Resumo Trabalho

CRIMES DE ÓDIO: HOMOFOBIA, TRANSFOBIA E A LEI DO FEMINICIDIO

SÂMMIA RODRIGUES DE SOUZA, RUTE CELINA BARROS ANDRADE

O presente artigo se utiliza de revisão bibliográfica trazendo à construção da figura da travesti ao longo da historia e dentro do contexto social brasileiro, a reinvenção do feminino nesta figura conjuntamente com a problemática da questão de gênero para melhor entendimento das ocorrências dos crimes de ódio contra esta categoria. Temos como uma das justificativas para a realização deste trabalho acadêmico o crescente e visível aumento nos números de casos de violência envolvendo as travestis em maioria alarmante como sendo protagonistas do papel de vitima. Os crimes de ódio relacionados as travestis e sua invisibilidade legal e social como sujeitos portadores de direitos e deveres, se inicia em um contexto medico-cientifico formadora do binarismo norma e anormal, onde sujeitos do sexo biológico masculino que se vissem com mulher ou que se identificasse com a identidade de gênero feminina e vice- e- versa, seriam tratados como desviantes passiveis de cura. A construção social da figura da travesti possui toda uma estrutura epistêmica de formulações de identidades de gênero, e construção do que é feminino e consequentemente, sendo visível uma descriminação de caraterísticas que rementem a feminilidade. Visto também sempre como uma figura cercada de misticismo e curiosidade, estas pessoas sempre estiveram ligadas as figuras que iriam compor o monstros humano, e que justificavam poderes terrenos em nome da fé cristã, o que acabou por ocasionar uma marginalização da categoria.

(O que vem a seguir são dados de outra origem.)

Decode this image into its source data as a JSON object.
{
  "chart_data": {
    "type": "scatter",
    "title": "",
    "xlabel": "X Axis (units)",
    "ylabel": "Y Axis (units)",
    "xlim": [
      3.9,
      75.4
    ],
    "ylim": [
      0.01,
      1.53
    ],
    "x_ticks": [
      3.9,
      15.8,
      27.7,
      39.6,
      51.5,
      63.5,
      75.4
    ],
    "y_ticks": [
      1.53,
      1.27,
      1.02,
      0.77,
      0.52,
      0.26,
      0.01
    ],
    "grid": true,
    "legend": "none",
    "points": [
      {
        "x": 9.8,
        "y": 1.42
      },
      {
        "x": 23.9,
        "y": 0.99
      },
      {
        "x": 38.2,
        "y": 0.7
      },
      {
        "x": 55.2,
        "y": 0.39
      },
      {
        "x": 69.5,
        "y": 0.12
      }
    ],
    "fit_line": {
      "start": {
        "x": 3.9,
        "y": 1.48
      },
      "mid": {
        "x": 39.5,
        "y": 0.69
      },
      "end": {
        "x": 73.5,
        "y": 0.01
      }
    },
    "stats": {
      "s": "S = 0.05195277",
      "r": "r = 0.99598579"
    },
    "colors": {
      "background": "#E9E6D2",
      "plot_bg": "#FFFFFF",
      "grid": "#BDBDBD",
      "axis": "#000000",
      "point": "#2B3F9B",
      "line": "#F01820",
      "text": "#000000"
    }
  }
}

Essa estrutura social descriminatória acaba por lhes oferece como unica alternativa de sobrevivência a prostituição, tanto que 90% das travestis e transexuais estão nesta condição social, onde se encontram em uma situação de maior exposição publica. Consequentemente as travestis sofrem com todos os tipos de violência, desde a simbólica ate a física. Sendo o Brasil o país que mais mata travestis e transexual no mundo, com os numero chegando a 604 mortes de 2008 a 2014, e segundo dados em sua maioria morrem com menos de 35 anos. Com relação à abrangência da lei do femininístico no que se refere a esta categoria, vemos que há um grande divergência de opiniões acarretando por não chegar num consenso. Ou seja o amparo legal se mostra extremamente falho, o que só irá realçar o quão agravante e desumano a realidade em que estas se encontram.